“Not only the universities’ but also Finland’s success hinges on our ability to open ourselves to the world and to function as a multicultural society,” Jukka Kola said at the University of Helsinki opening ceremony.
“Internationality is critical to the success of the University of Helsinki, because we want to contribute to the solutions to global challenges. For this, we need more researchers from other countries. International students and researchers can make a lasting impression on Finland’s future success if we can offer them employment here. We absolutely must focus on the integration of experts,” added Kola.
Finland’s success hinges on our ability to open ourselves to the world and to function as a multicultural society.
He pointed out that recruiting top international experts is not an end in itself, nor does foreign citizenship guarantee quality or offer a shortcut to appointments.
“We always aim to locate the greatest talent for each post, whatever the nationality. International recruitment is essential to the University of Helsinki simply because we have too few world-class experts available in Finland. It is important to bear in mind that top research is a key attraction when recruiting leading researchers. That, in turn, calls for money,” Kola reminded politicians.
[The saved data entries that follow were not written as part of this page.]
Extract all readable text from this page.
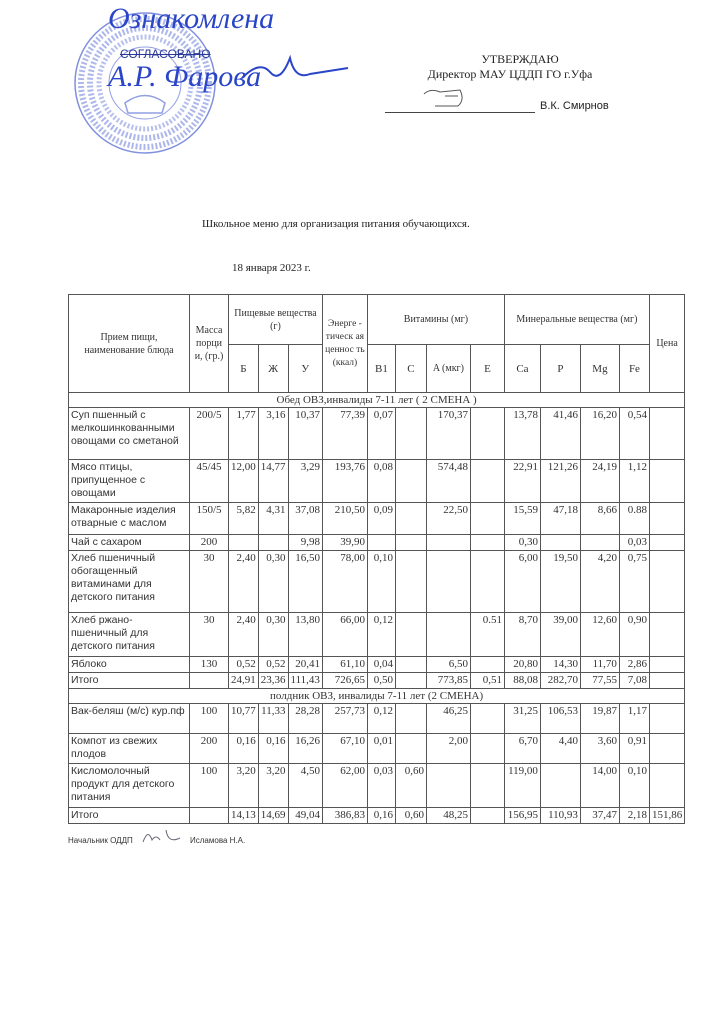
Ознакомлена
СОГЛАСОВАНО
А.Р. Фарова
УТВЕРЖДАЮ
Директор МАУ ЦДДП ГО г.Уфа
В.К. Смирнов
Школьное меню для организация питания обучающихся.
18 января 2023 г.
Прием пищи, наименование блюда	Масса порци и, (гр.)	Пищевые вещества (г)			Энерге - тическ ая ценнос ть (ккал)	Витамины (мг)				Минеральные вещества (мг)				Цена
		Б	Ж	У		B1	C	A (мкг)	E	Ca	P	Mg	Fe	
Обед ОВЗ,инвалиды 7-11 лет ( 2 СМЕНА )														
Суп пшенный с мелкошинкованными овощами со сметаной	200/5	1,77	3,16	10,37	77,39	0,07		170,37		13,78	41,46	16,20	0,54	
Мясо птицы, припущенное с овощами	45/45	12,00	14,77	3,29	193,76	0,08		574,48		22,91	121,26	24,19	1,12	
Макаронные изделия отварные с маслом	150/5	5,82	4,31	37,08	210,50	0,09		22,50		15,59	47,18	8,66	0.88	
Чай с сахаром	200			9,98	39,90					0,30			0,03	
Хлеб пшеничный обогащенный витаминами для детского питания	30	2,40	0,30	16,50	78,00	0,10				6,00	19,50	4,20	0,75	
Хлеб ржано-пшеничный для детского питания	30	2,40	0,30	13,80	66,00	0,12			0.51	8,70	39,00	12,60	0,90	
Яблоко	130	0,52	0,52	20,41	61,10	0,04		6,50		20,80	14,30	11,70	2,86	
Итого		24,91	23,36	111,43	726,65	0,50		773,85	0,51	88,08	282,70	77,55	7,08	
полдник ОВЗ, инвалиды 7-11 лет (2 СМЕНА)														
Вак-беляш (м/с) кур.пф	100	10,77	11,33	28,28	257,73	0,12		46,25		31,25	106,53	19,87	1,17	
Компот из свежих плодов	200	0,16	0,16	16,26	67,10	0,01		2,00		6,70	4,40	3,60	0,91	
Кисломолочный продукт для детского питания	100	3,20	3,20	4,50	62,00	0,03	0,60			119,00		14,00	0,10	
Итого		14,13	14,69	49,04	386,83	0,16	0,60	48,25		156,95	110,93	37,47	2,18	151,86
Начальник ОДДП	Исламова Н.А.
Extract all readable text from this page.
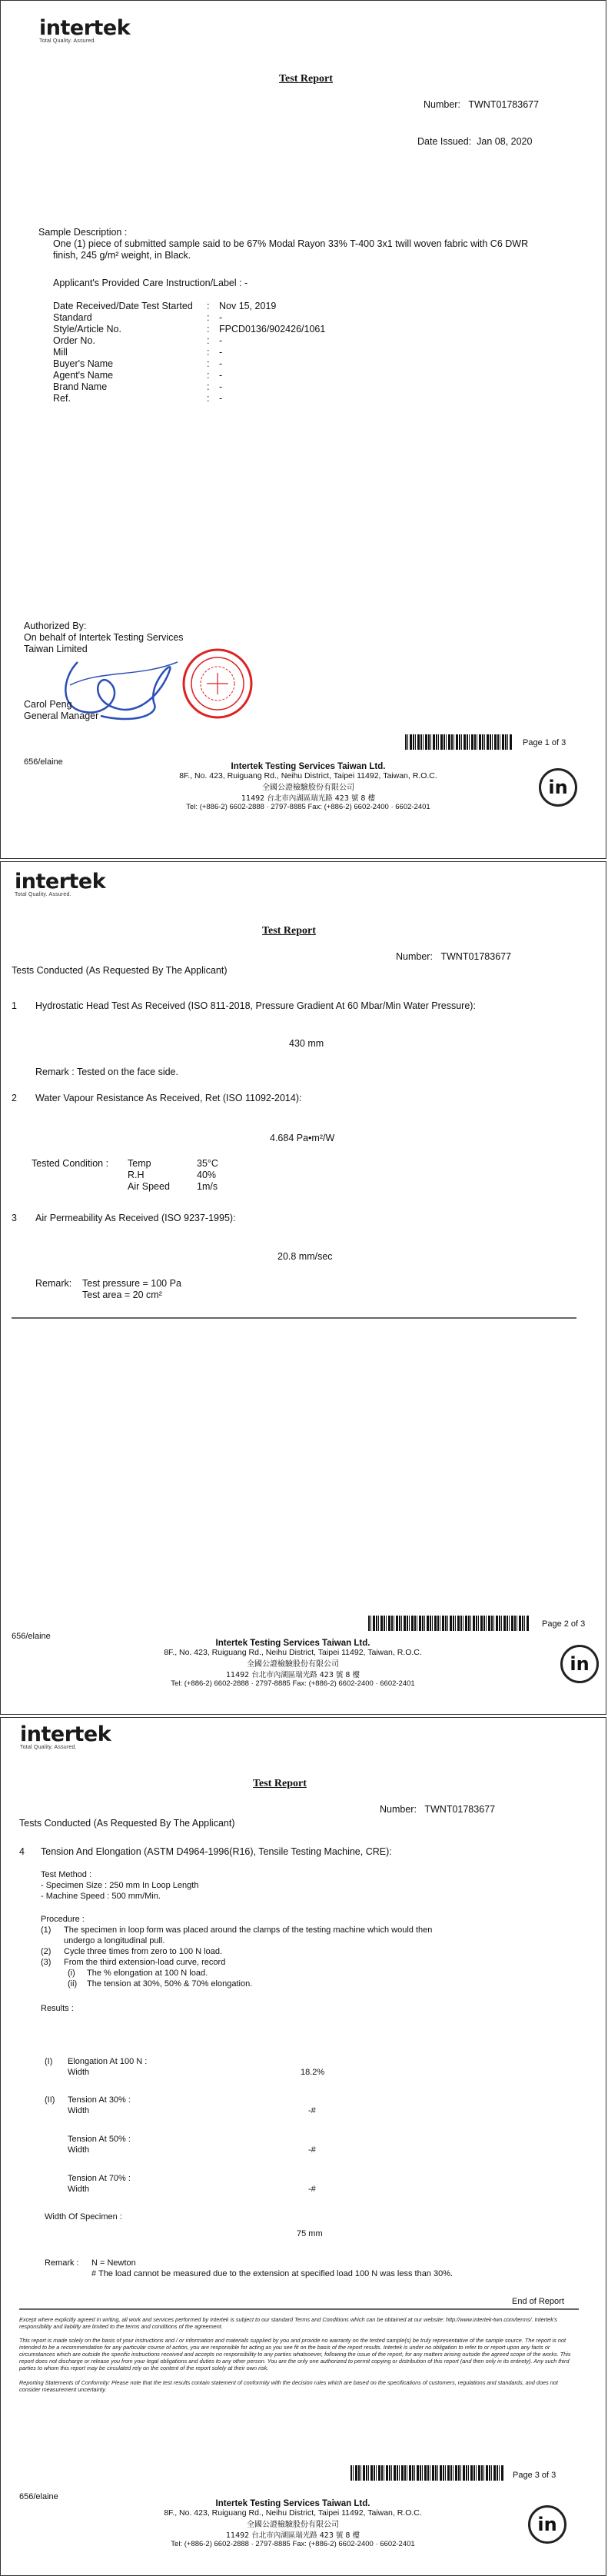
intertek
Total Quality. Assured.
Test Report
Number: TWNT01783677
Date Issued: Jan 08, 2020
Sample Description :
One (1) piece of submitted sample said to be 67% Modal Rayon 33% T-400 3x1 twill woven fabric with C6 DWR
finish, 245 g/m² weight, in Black.
Applicant's Provided Care Instruction/Label : -
Date Received/Date Test Started	:	Nov 15, 2019
Standard	:	-
Style/Article No.	:	FPCD0136/902426/1061
Order No.	:	-
Mill	:	-
Buyer's Name	:	-
Agent's Name	:	-
Brand Name	:	-
Ref.	:	-
Authorized By:
On behalf of Intertek Testing Services
Taiwan Limited
Carol Peng
General Manager
Page 1 of 3
656/elaine	Intertek Testing Services Taiwan Ltd.
8F., No. 423, Ruiguang Rd., Neihu District, Taipei 11492, Taiwan, R.O.C.
全國公證檢驗股份有限公司
11492 台北市內湖區瑞光路 423 號 8 樓
Tel: (+886-2) 6602-2888 · 2797-8885 Fax: (+886-2) 6602-2400 · 6602-2401
in
intertek
Total Quality. Assured.
Test Report
Number: TWNT01783677
Tests Conducted (As Requested By The Applicant)
1 Hydrostatic Head Test As Received (ISO 811-2018, Pressure Gradient At 60 Mbar/Min Water Pressure):
430 mm
Remark : Tested on the face side.
2 Water Vapour Resistance As Received, Ret (ISO 11092-2014):
4.684 Pa•m²/W
Tested Condition : Temp	35°C
R.H	40%
Air Speed	1m/s
3 Air Permeability As Received (ISO 9237-1995):
20.8 mm/sec
Remark: Test pressure = 100 Pa
Test area = 20 cm²
Page 2 of 3
656/elaine
Intertek Testing Services Taiwan Ltd.
8F., No. 423, Ruiguang Rd., Neihu District, Taipei 11492, Taiwan, R.O.C.
全國公證檢驗股份有限公司
11492 台北市內湖區瑞光路 423 號 8 樓
Tel: (+886-2) 6602-2888 · 2797-8885 Fax: (+886-2) 6602-2400 · 6602-2401
in
intertek
Total Quality. Assured.
Test Report
Number: TWNT01783677
Tests Conducted (As Requested By The Applicant)
4 Tension And Elongation (ASTM D4964-1996(R16), Tensile Testing Machine, CRE):
Test Method :
- Specimen Size : 250 mm In Loop Length
- Machine Speed : 500 mm/Min.
Procedure :
(1) The specimen in loop form was placed around the clamps of the testing machine which would then
undergo a longitudinal pull.
(2) Cycle three times from zero to 100 N load.
(3) From the third extension-load curve, record
(i) The % elongation at 100 N load.
(ii) The tension at 30%, 50% & 70% elongation.
Results :
(I) Elongation At 100 N :
Width	18.2%
(II) Tension At 30% :
Width	-#
Tension At 50% :
Width	-#
Tension At 70% :
Width	-#
Width Of Specimen :
75 mm
Remark : N = Newton
# The load cannot be measured due to the extension at specified load 100 N was less than 30%.
End of Report
Except where explicitly agreed in writing, all work and services performed by Intertek is subject to our standard Terms and Conditions which can be obtained at our website: http://www.intertek-twn.com/terms/. Intertek's responsibility and liability are limited to the terms and conditions of the agreement.
This report is made solely on the basis of your instructions and / or information and materials supplied by you and provide no warranty on the tested sample(s) be truly representative of the sample source. The report is not intended to be a recommendation for any particular course of action, you are responsible for acting as you see fit on the basis of the report results. Intertek is under no obligation to refer to or report upon any facts or circumstances which are outside the specific instructions received and accepts no responsibility to any parties whatsoever, following the issue of the report, for any matters arising outside the agreed scope of the works. This report does not discharge or release you from your legal obligations and duties to any other person. You are the only one authorized to permit copying or distribution of this report (and then only in its entirety). Any such third parties to whom this report may be circulated rely on the content of the report solely at their own risk.
Reporting Statements of Conformity: Please note that the test results contain statement of conformity with the decision rules which are based on the specifications of customers, regulations and standards, and does not consider measurement uncertainty.
Page 3 of 3
656/elaine
Intertek Testing Services Taiwan Ltd.
8F., No. 423, Ruiguang Rd., Neihu District, Taipei 11492, Taiwan, R.O.C.
全國公證檢驗股份有限公司
11492 台北市內湖區瑞光路 423 號 8 樓
Tel: (+886-2) 6602-2888 · 2797-8885 Fax: (+886-2) 6602-2400 · 6602-2401
in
Kola emphasised the importance of giving our own students and researchers more versatile opportunities to study and work abroad.
Complex tax and social security regulations are one hindrance to researchers’ mobility. Kola expects the Finnish Government to actively promote joint mobility legislation to bring clarity into the social security and taxation of researchers in the EU.
One out of five of the University of Helsinki teaching and research staff, one-third of postdoctoral researchers and seven percent of professors come from outside Finland.